Veggie Caponata Soup
adapted from If It Makes You Healthy by Sheryl Crow and Chuck White

3 T canola oil
1 cup diced celery
1 medium red onion diced
1 T minced garlic
3 T tomato paste
4 c vegetable broth
2 c cremini mushrooms
1 1/2 c diced zucchini
1 1/2 c diced eggplant
2 c tomato juice
2 c diced tomatoes (I didn't read carefully enough so I dumped in to cans of diced tomatoes; after realizing this I only put in half the amount of tomato juice called for to make up for the extra liquid I had added. bone head!)
1/2 c chopped green olives
3 T drained capers
1 T fresh lemon juice
1 1/2 t sugar
salt and pepper
2 c packed arugula
1/2 c chopped basil

In a large pot add your oil and heat a minute or two.

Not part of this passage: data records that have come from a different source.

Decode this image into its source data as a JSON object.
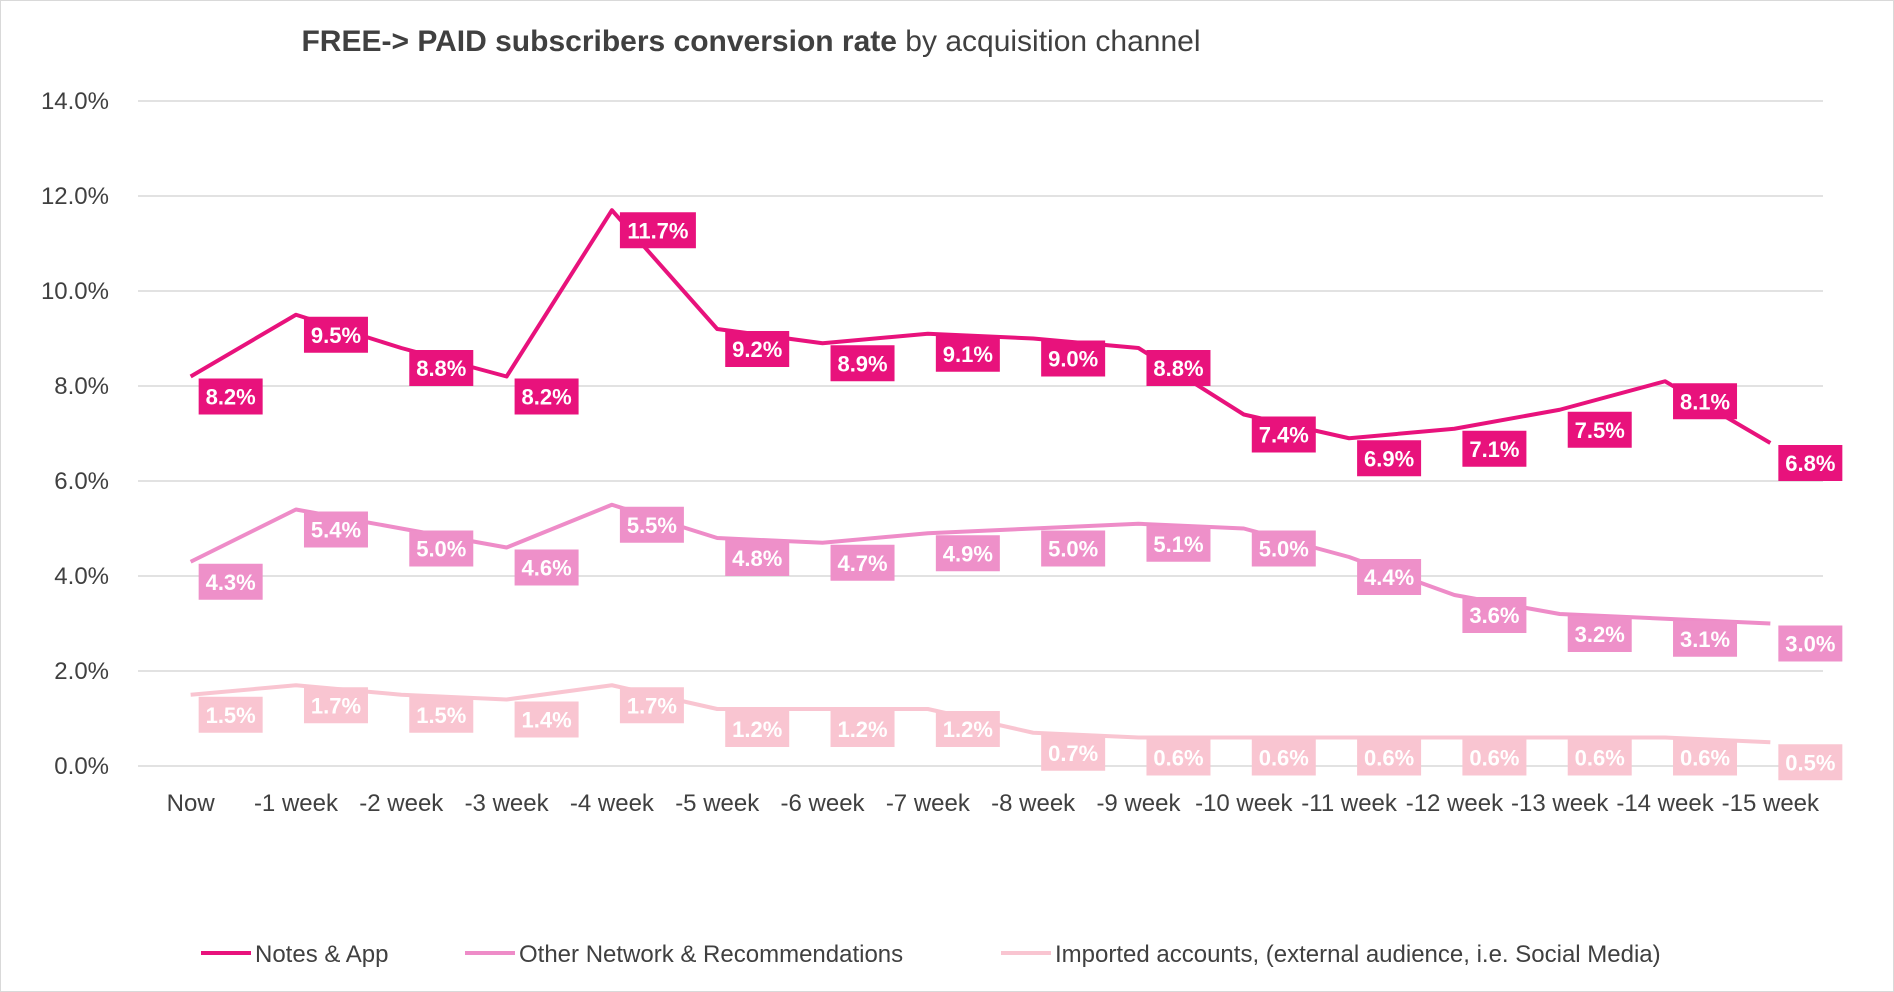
{
  "title": {
    "bold_part": "FREE-> PAID subscribers conversion rate",
    "regular_part": " by acquisition channel"
  },
  "chart_data": {
    "type": "line",
    "categories": [
      "Now",
      "-1 week",
      "-2 week",
      "-3 week",
      "-4 week",
      "-5 week",
      "-6 week",
      "-7 week",
      "-8 week",
      "-9 week",
      "-10 week",
      "-11 week",
      "-12 week",
      "-13 week",
      "-14 week",
      "-15 week"
    ],
    "ylim": [
      0,
      14
    ],
    "yticks": [
      0,
      2,
      4,
      6,
      8,
      10,
      12,
      14
    ],
    "ytick_labels": [
      "0.0%",
      "2.0%",
      "4.0%",
      "6.0%",
      "8.0%",
      "10.0%",
      "12.0%",
      "14.0%"
    ],
    "y_unit": "%",
    "grid": true,
    "legend_position": "bottom",
    "series": [
      {
        "name": "Notes & App",
        "color": "#e8127c",
        "label_color": "#e8127c",
        "values": [
          8.2,
          9.5,
          8.8,
          8.2,
          11.7,
          9.2,
          8.9,
          9.1,
          9.0,
          8.8,
          7.4,
          6.9,
          7.1,
          7.5,
          8.1,
          6.8
        ],
        "labels": [
          "8.2%",
          "9.5%",
          "8.8%",
          "8.2%",
          "11.7%",
          "9.2%",
          "8.9%",
          "9.1%",
          "9.0%",
          "8.8%",
          "7.4%",
          "6.9%",
          "7.1%",
          "7.5%",
          "8.1%",
          "6.8%"
        ]
      },
      {
        "name": "Other Network & Recommendations",
        "color": "#ee8cc8",
        "label_color": "#ee90c9",
        "values": [
          4.3,
          5.4,
          5.0,
          4.6,
          5.5,
          4.8,
          4.7,
          4.9,
          5.0,
          5.1,
          5.0,
          4.4,
          3.6,
          3.2,
          3.1,
          3.0
        ],
        "labels": [
          "4.3%",
          "5.4%",
          "5.0%",
          "4.6%",
          "5.5%",
          "4.8%",
          "4.7%",
          "4.9%",
          "5.0%",
          "5.1%",
          "5.0%",
          "4.4%",
          "3.6%",
          "3.2%",
          "3.1%",
          "3.0%"
        ]
      },
      {
        "name": "Imported accounts, (external audience, i.e. Social Media)",
        "color": "#f9c5d1",
        "label_color": "#f9c5d1",
        "values": [
          1.5,
          1.7,
          1.5,
          1.4,
          1.7,
          1.2,
          1.2,
          1.2,
          0.7,
          0.6,
          0.6,
          0.6,
          0.6,
          0.6,
          0.6,
          0.5
        ],
        "labels": [
          "1.5%",
          "1.7%",
          "1.5%",
          "1.4%",
          "1.7%",
          "1.2%",
          "1.2%",
          "1.2%",
          "0.7%",
          "0.6%",
          "0.6%",
          "0.6%",
          "0.6%",
          "0.6%",
          "0.6%",
          "0.5%"
        ]
      }
    ]
  }
}
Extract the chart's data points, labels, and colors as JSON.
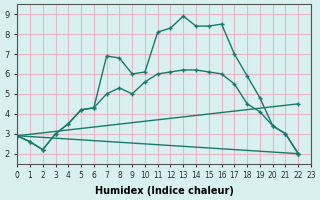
{
  "xlabel": "Humidex (Indice chaleur)",
  "ylabel": "",
  "bg_color": "#d8f0f0",
  "grid_color": "#e8b8c8",
  "line_color": "#1a7a6a",
  "xlim": [
    0,
    23
  ],
  "ylim": [
    1.5,
    9.5
  ],
  "xticks": [
    0,
    1,
    2,
    3,
    4,
    5,
    6,
    7,
    8,
    9,
    10,
    11,
    12,
    13,
    14,
    15,
    16,
    17,
    18,
    19,
    20,
    21,
    22,
    23
  ],
  "yticks": [
    2,
    3,
    4,
    5,
    6,
    7,
    8,
    9
  ],
  "line1": {
    "x": [
      0,
      1,
      2,
      3,
      4,
      5,
      6,
      7,
      8,
      9,
      10,
      11,
      12,
      13,
      14,
      15,
      16,
      17,
      18,
      19,
      20,
      21,
      22
    ],
    "y": [
      2.9,
      2.6,
      2.2,
      3.0,
      3.5,
      4.2,
      4.3,
      6.9,
      6.8,
      6.0,
      6.1,
      8.1,
      8.3,
      8.9,
      8.4,
      8.4,
      8.5,
      7.0,
      5.9,
      4.8,
      3.4,
      3.0,
      2.0
    ]
  },
  "line2": {
    "x": [
      0,
      1,
      2,
      3,
      4,
      5,
      6,
      7,
      8,
      9,
      10,
      11,
      12,
      13,
      14,
      15,
      16,
      17,
      18,
      19,
      20,
      21,
      22
    ],
    "y": [
      2.9,
      2.6,
      2.2,
      3.0,
      3.5,
      4.2,
      4.3,
      5.0,
      5.3,
      5.0,
      5.6,
      6.0,
      6.1,
      6.2,
      6.2,
      6.1,
      6.0,
      5.5,
      4.5,
      4.1,
      3.4,
      3.0,
      2.0
    ]
  },
  "line3": {
    "x": [
      0,
      22
    ],
    "y": [
      2.9,
      2.0
    ]
  },
  "line4": {
    "x": [
      0,
      22
    ],
    "y": [
      2.9,
      4.5
    ]
  }
}
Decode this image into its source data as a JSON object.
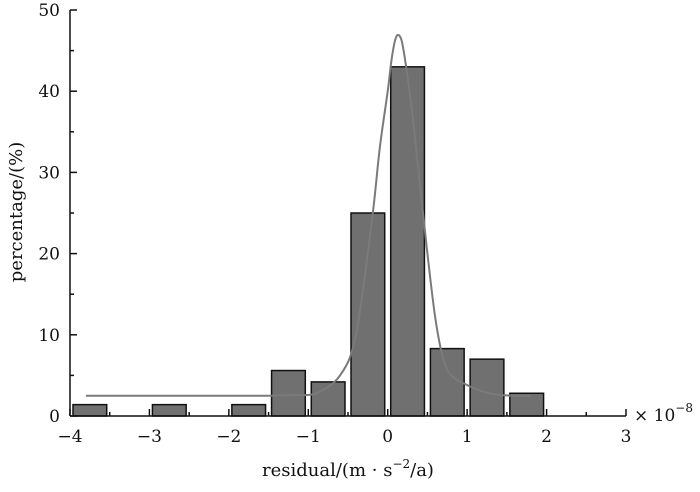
{
  "chart_data": {
    "type": "bar",
    "title": "",
    "xlabel_parts": {
      "pre": "residual/(m · s",
      "sup": "−2",
      "post": "/a)"
    },
    "ylabel": "percentage/(%)",
    "x_multiplier": {
      "base": "× 10",
      "exp": "−8"
    },
    "xlim": [
      -4,
      3
    ],
    "ylim": [
      0,
      50
    ],
    "x_ticks": [
      -4,
      -3,
      -2,
      -1,
      0,
      1,
      2,
      3
    ],
    "x_tick_labels": [
      "−4",
      "−3",
      "−2",
      "−1",
      "0",
      "1",
      "2",
      "3"
    ],
    "y_ticks": [
      0,
      10,
      20,
      30,
      40,
      50
    ],
    "y_tick_labels": [
      "0",
      "10",
      "20",
      "30",
      "40",
      "50"
    ],
    "bin_width": 0.5,
    "bins": [
      {
        "center": -3.75,
        "value": 1.4
      },
      {
        "center": -2.75,
        "value": 1.4
      },
      {
        "center": -1.75,
        "value": 1.4
      },
      {
        "center": -1.25,
        "value": 5.6
      },
      {
        "center": -0.75,
        "value": 4.2
      },
      {
        "center": -0.25,
        "value": 25.0
      },
      {
        "center": 0.25,
        "value": 43.0
      },
      {
        "center": 0.75,
        "value": 8.3
      },
      {
        "center": 1.25,
        "value": 7.0
      },
      {
        "center": 1.75,
        "value": 2.8
      }
    ],
    "fit_curve": [
      [
        -3.8,
        2.5
      ],
      [
        -3.0,
        2.5
      ],
      [
        -2.0,
        2.5
      ],
      [
        -1.5,
        2.5
      ],
      [
        -1.2,
        2.6
      ],
      [
        -0.9,
        2.8
      ],
      [
        -0.6,
        5.0
      ],
      [
        -0.4,
        10.0
      ],
      [
        -0.2,
        24.0
      ],
      [
        -0.1,
        33.0
      ],
      [
        0.0,
        40.0
      ],
      [
        0.05,
        44.0
      ],
      [
        0.1,
        46.5
      ],
      [
        0.15,
        46.8
      ],
      [
        0.2,
        45.0
      ],
      [
        0.3,
        38.0
      ],
      [
        0.4,
        29.0
      ],
      [
        0.5,
        20.0
      ],
      [
        0.6,
        12.0
      ],
      [
        0.7,
        7.0
      ],
      [
        0.8,
        5.0
      ],
      [
        1.0,
        3.8
      ],
      [
        1.2,
        3.0
      ],
      [
        1.4,
        2.6
      ],
      [
        1.6,
        2.5
      ],
      [
        1.8,
        2.5
      ]
    ],
    "grid": false,
    "legend": "none"
  }
}
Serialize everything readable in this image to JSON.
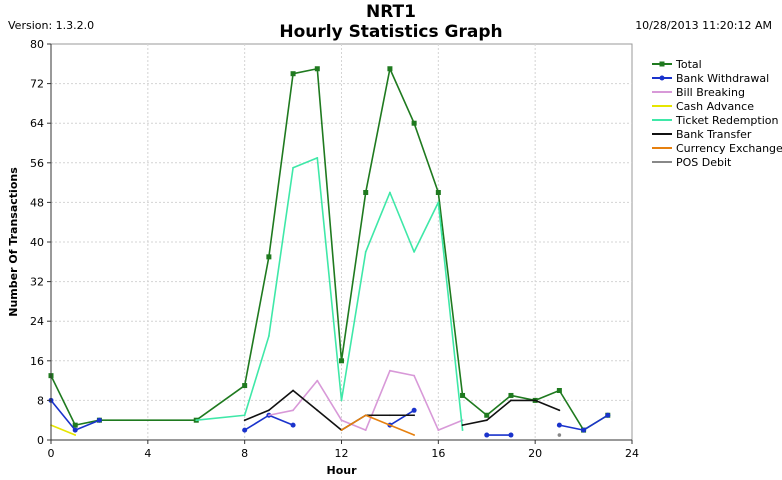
{
  "header": {
    "version": "Version: 1.3.2.0",
    "timestamp": "10/28/2013 11:20:12 AM",
    "title_line1": "NRT1",
    "title_line2": "Hourly Statistics Graph"
  },
  "chart_data": {
    "type": "line",
    "title": "NRT1 Hourly Statistics Graph",
    "xlabel": "Hour",
    "ylabel": "Number Of Transactions",
    "xlim": [
      0,
      24
    ],
    "ylim": [
      0,
      80
    ],
    "xticks": [
      0,
      4,
      8,
      12,
      16,
      20,
      24
    ],
    "yticks": [
      0,
      8,
      16,
      24,
      32,
      40,
      48,
      56,
      64,
      72,
      80
    ],
    "grid": true,
    "legend_position": "right",
    "series": [
      {
        "name": "Total",
        "color": "#1f7a1f",
        "marker": "square",
        "points": [
          [
            0,
            13
          ],
          [
            1,
            3
          ],
          [
            2,
            4
          ],
          [
            6,
            4
          ],
          [
            8,
            11
          ],
          [
            9,
            37
          ],
          [
            10,
            74
          ],
          [
            11,
            75
          ],
          [
            12,
            16
          ],
          [
            13,
            50
          ],
          [
            14,
            75
          ],
          [
            15,
            64
          ],
          [
            16,
            50
          ],
          [
            17,
            9
          ],
          [
            18,
            5
          ],
          [
            19,
            9
          ],
          [
            20,
            8
          ],
          [
            21,
            10
          ],
          [
            22,
            2
          ],
          [
            23,
            5
          ]
        ]
      },
      {
        "name": "Bank Withdrawal",
        "color": "#1a33cc",
        "marker": "circle",
        "segments": [
          [
            [
              0,
              8
            ],
            [
              1,
              2
            ],
            [
              2,
              4
            ]
          ],
          [
            [
              8,
              2
            ],
            [
              9,
              5
            ],
            [
              10,
              3
            ]
          ],
          [
            [
              14,
              3
            ],
            [
              15,
              6
            ]
          ],
          [
            [
              18,
              1
            ],
            [
              19,
              1
            ]
          ],
          [
            [
              21,
              3
            ],
            [
              22,
              2
            ],
            [
              23,
              5
            ]
          ]
        ]
      },
      {
        "name": "Bill Breaking",
        "color": "#d899d8",
        "marker": "none",
        "points": [
          [
            9,
            5
          ],
          [
            10,
            6
          ],
          [
            11,
            12
          ],
          [
            12,
            4
          ],
          [
            13,
            2
          ],
          [
            14,
            14
          ],
          [
            15,
            13
          ],
          [
            16,
            2
          ],
          [
            17,
            4
          ]
        ]
      },
      {
        "name": "Cash Advance",
        "color": "#e6e600",
        "marker": "none",
        "points": [
          [
            0,
            3
          ],
          [
            1,
            1
          ]
        ]
      },
      {
        "name": "Ticket Redemption",
        "color": "#3fe8a8",
        "marker": "none",
        "points": [
          [
            6,
            4
          ],
          [
            8,
            5
          ],
          [
            9,
            21
          ],
          [
            10,
            55
          ],
          [
            11,
            57
          ],
          [
            12,
            8
          ],
          [
            13,
            38
          ],
          [
            14,
            50
          ],
          [
            15,
            38
          ],
          [
            16,
            48
          ],
          [
            17,
            2
          ]
        ]
      },
      {
        "name": "Bank Transfer",
        "color": "#111111",
        "marker": "none",
        "segments": [
          [
            [
              8,
              4
            ],
            [
              9,
              6
            ],
            [
              10,
              10
            ],
            [
              11,
              6
            ],
            [
              12,
              2
            ],
            [
              13,
              5
            ],
            [
              14,
              5
            ],
            [
              15,
              5
            ]
          ],
          [
            [
              17,
              3
            ],
            [
              18,
              4
            ],
            [
              19,
              8
            ],
            [
              20,
              8
            ],
            [
              21,
              6
            ]
          ]
        ]
      },
      {
        "name": "Currency Exchange",
        "color": "#e6800f",
        "marker": "none",
        "points": [
          [
            12,
            2
          ],
          [
            13,
            5
          ],
          [
            14,
            3
          ],
          [
            15,
            1
          ]
        ]
      },
      {
        "name": "POS Debit",
        "color": "#888888",
        "marker": "dot",
        "points": [
          [
            21,
            1
          ]
        ]
      }
    ]
  }
}
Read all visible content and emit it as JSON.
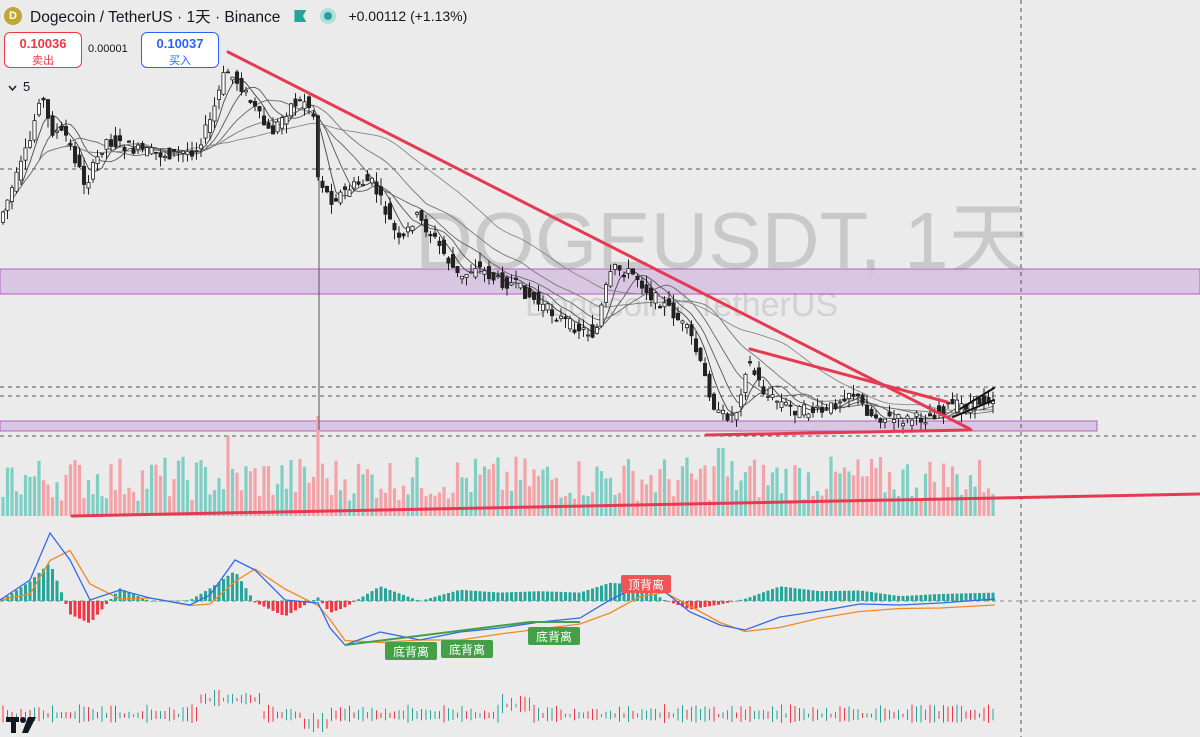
{
  "header": {
    "coin_icon": "D",
    "title": "Dogecoin / TetherUS · 1天 · Binance",
    "change": "+0.00112 (+1.13%)"
  },
  "trade": {
    "sell_price": "0.10036",
    "sell_label": "卖出",
    "spread": "0.00001",
    "buy_price": "0.10037",
    "buy_label": "买入"
  },
  "ma_toggle": {
    "icon": "chevron-down-icon",
    "value": "5"
  },
  "watermark": {
    "symbol": "DOGEUSDT, 1天",
    "name": "Dogecoin / TetherUS"
  },
  "colors": {
    "up": "#26a69a",
    "down": "#f23645",
    "trend": "#e63a52",
    "zone": "#d7c0e2",
    "macd": "#3568e6",
    "signal": "#f08a24",
    "label_green": "#43a047",
    "label_red": "#f05454"
  },
  "chart_data": {
    "type": "candlestick",
    "symbol": "DOGEUSDT",
    "interval": "1天",
    "last_price": 0.10036,
    "change": 0.00112,
    "change_percent": 1.13,
    "moving_average_count": 5,
    "price_close_approx": [
      0.178,
      0.192,
      0.214,
      0.229,
      0.224,
      0.214,
      0.206,
      0.198,
      0.204,
      0.201,
      0.195,
      0.197,
      0.212,
      0.236,
      0.226,
      0.221,
      0.208,
      0.214,
      0.225,
      0.219,
      0.136,
      0.144,
      0.141,
      0.149,
      0.146,
      0.128,
      0.121,
      0.124,
      0.126,
      0.117,
      0.112,
      0.105,
      0.101,
      0.104,
      0.117,
      0.113,
      0.122,
      0.098,
      0.101,
      0.107,
      0.104,
      0.102,
      0.101,
      0.104,
      0.101,
      0.102,
      0.103,
      0.101,
      0.102,
      0.102
    ],
    "horizontal_zones": [
      "upper resistance band",
      "lower support band"
    ],
    "annotations": [
      {
        "text": "底背离",
        "indicator": "MACD"
      },
      {
        "text": "底背离",
        "indicator": "MACD"
      },
      {
        "text": "底背离",
        "indicator": "MACD"
      },
      {
        "text": "顶背离",
        "indicator": "MACD"
      }
    ],
    "indicators": [
      "volume",
      "MACD"
    ]
  }
}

Then add the diced onion, celery, and garlic. Cook until softened. Add the 3 T of tomato paste for a minute adding a bit of stock so you don't burn the paste. Cook 2 minutes until stock has evaporated. Add the eggplant, zucchini and mushrooms and cook 3-4 minutes. Add the remaining broth, tomatoes, tomato juice, olives, capers, lemon juice, and sugar. Season to taste. Cook until veggies are softened, about 20-25 minutes. Serve topped with arugula and basil. Yummm. Enjoy.

I promise to get the others posted soon when I have some more free time to type them out. They are so new I can't find links to paste in here. Enjoy!